In Death Stranding, players can leave a tangible mark on, and in, the world. Players can build structures for others, share with others, and just do something as simple as “liking” others. Those opening hours are incredibly valuable as– without the means to kill or fight back– players are forced to interact with the game world on a deeper level beyond combat. Death Stranding takes its time developing its gameplay loop, drip-feeding weapons, and concepts. Even the online component opens itself slowly, forcing players to understand what it means to be alone before they can forge real connections– with the world, others, or themselves. 

This is what Hideo Kojima understands better than the majority of modern AAA developers: games can connect a feeling directly to the player. Death Stranding’s best moments (as any should be) stem from gameplay. Kojima’s storytelling is engaging as ever, but it exists to bolster the gameplay– as does the slow pacing, as does the aggressive enemy AI, as does locking out weapons for hours on end– everything in Death Stranding is ultimately in service of connecting players to Sam in a way that feels genuinely meaningful. Through Sam, audiences can observe an America that’s in ruins, but one that society is rebuilding.

As Sam reconnects America, opportunities arise to finish bridges for others, leave supplies in remote areas, or just warn of dangers ahead. It’s very Dark Souls-esque in nature, but with a gameplay loop that minimizes traditional action, Death Stranding is the rare AAA game that’s bold enough to embrace the medium and everything it represents, for better or worse. A video game interacts with an audience in a way that books and film can’t. Controlling an avatar is an intimate act and reflects us better than most might realize. Death Stranding recognizes this fact, turns its back on modern gaming mainstays, and attempts to reconnect the medium together. 

Death Stranding is a slow game, but the longer path walked only presents an opportunity to reconnect oneself to the heart of gaming: interactivity. 

AAA gaming and the indie scene shouldn’t be divided. A gameplay loop doesn’t need instant satisfaction to be engaging. Story and gameplay shouldn’t feel disconnected. Standard online multiplayer can be more rewarding when PvP elements are tossed to the wayside or even just outright ignored. Death Stranding resembles the average AAA title in many respects, but it allows itself to be eclectic, off-putting, & sincerely unfiltered– in regards to politics, human nature, video games themselves. Only time will tell if “strand games” will take off, but keep in mind that the stealth genre didn’t exist when the hit “action” game Metal Gear released for the MSX2 in 1987. As Death Stranding makes abundantly clear, everything changes with time. 

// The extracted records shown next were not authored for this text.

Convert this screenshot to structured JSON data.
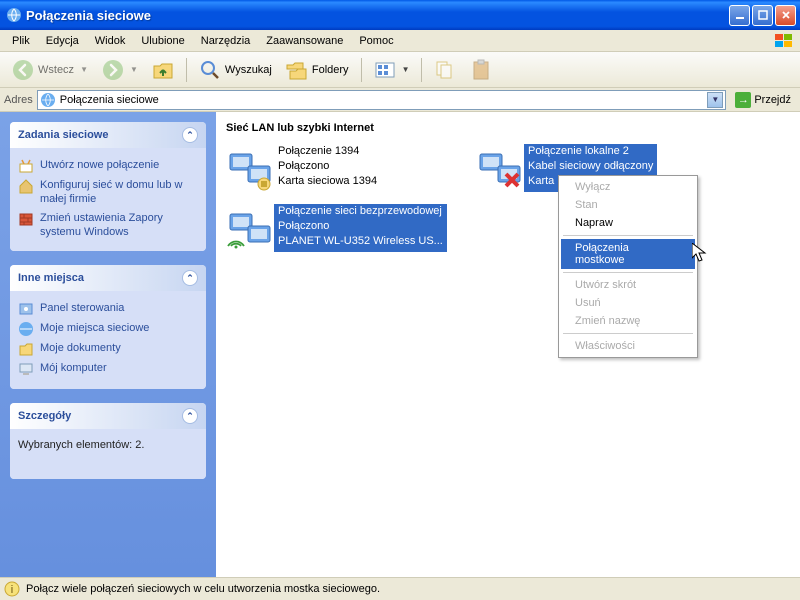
{
  "window": {
    "title": "Połączenia sieciowe"
  },
  "menu": {
    "items": [
      "Plik",
      "Edycja",
      "Widok",
      "Ulubione",
      "Narzędzia",
      "Zaawansowane",
      "Pomoc"
    ]
  },
  "toolbar": {
    "back": "Wstecz",
    "search": "Wyszukaj",
    "folders": "Foldery"
  },
  "addressbar": {
    "label": "Adres",
    "value": "Połączenia sieciowe",
    "go": "Przejdź"
  },
  "sidebar": {
    "tasks": {
      "title": "Zadania sieciowe",
      "items": [
        "Utwórz nowe połączenie",
        "Konfiguruj sieć w domu lub w małej firmie",
        "Zmień ustawienia Zapory systemu Windows"
      ]
    },
    "places": {
      "title": "Inne miejsca",
      "items": [
        "Panel sterowania",
        "Moje miejsca sieciowe",
        "Moje dokumenty",
        "Mój komputer"
      ]
    },
    "details": {
      "title": "Szczegóły",
      "text": "Wybranych elementów: 2."
    }
  },
  "content": {
    "heading": "Sieć LAN lub szybki Internet",
    "connections": [
      {
        "name": "Połączenie 1394",
        "status": "Połączono",
        "device": "Karta sieciowa 1394",
        "selected": false,
        "disconnected": false
      },
      {
        "name": "Połączenie lokalne 2",
        "status": "Kabel sieciowy odłączony",
        "device": "Karta Realtek...",
        "selected": true,
        "disconnected": true
      },
      {
        "name": "Połączenie sieci bezprzewodowej",
        "status": "Połączono",
        "device": "PLANET WL-U352 Wireless US...",
        "selected": true,
        "disconnected": false
      }
    ]
  },
  "contextmenu": {
    "items": [
      {
        "label": "Wyłącz",
        "disabled": true
      },
      {
        "label": "Stan",
        "disabled": true
      },
      {
        "label": "Napraw",
        "disabled": false
      },
      {
        "sep": true
      },
      {
        "label": "Połączenia mostkowe",
        "disabled": false,
        "selected": true
      },
      {
        "sep": true
      },
      {
        "label": "Utwórz skrót",
        "disabled": true
      },
      {
        "label": "Usuń",
        "disabled": true
      },
      {
        "label": "Zmień nazwę",
        "disabled": true
      },
      {
        "sep": true
      },
      {
        "label": "Właściwości",
        "disabled": true
      }
    ]
  },
  "statusbar": {
    "text": "Połącz wiele połączeń sieciowych w celu utworzenia mostka sieciowego."
  }
}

The 2010s have not been a bad decade for the medium, far from it. The past ten years have seen truly legendary consoles and games come out of the woodwork, but it’s impossible to deny the shift that occurred (and had been occurring) in AAA game development– one that’s driven the medium far away from meaningful interactivity, where flavor of the month games long to be played for all eternity, like Toy Story-esque monstrosities given form. Death Stranding is a slow game, but the longer path walked only presents an opportunity to reconnect oneself to the heart of gaming: interactivity.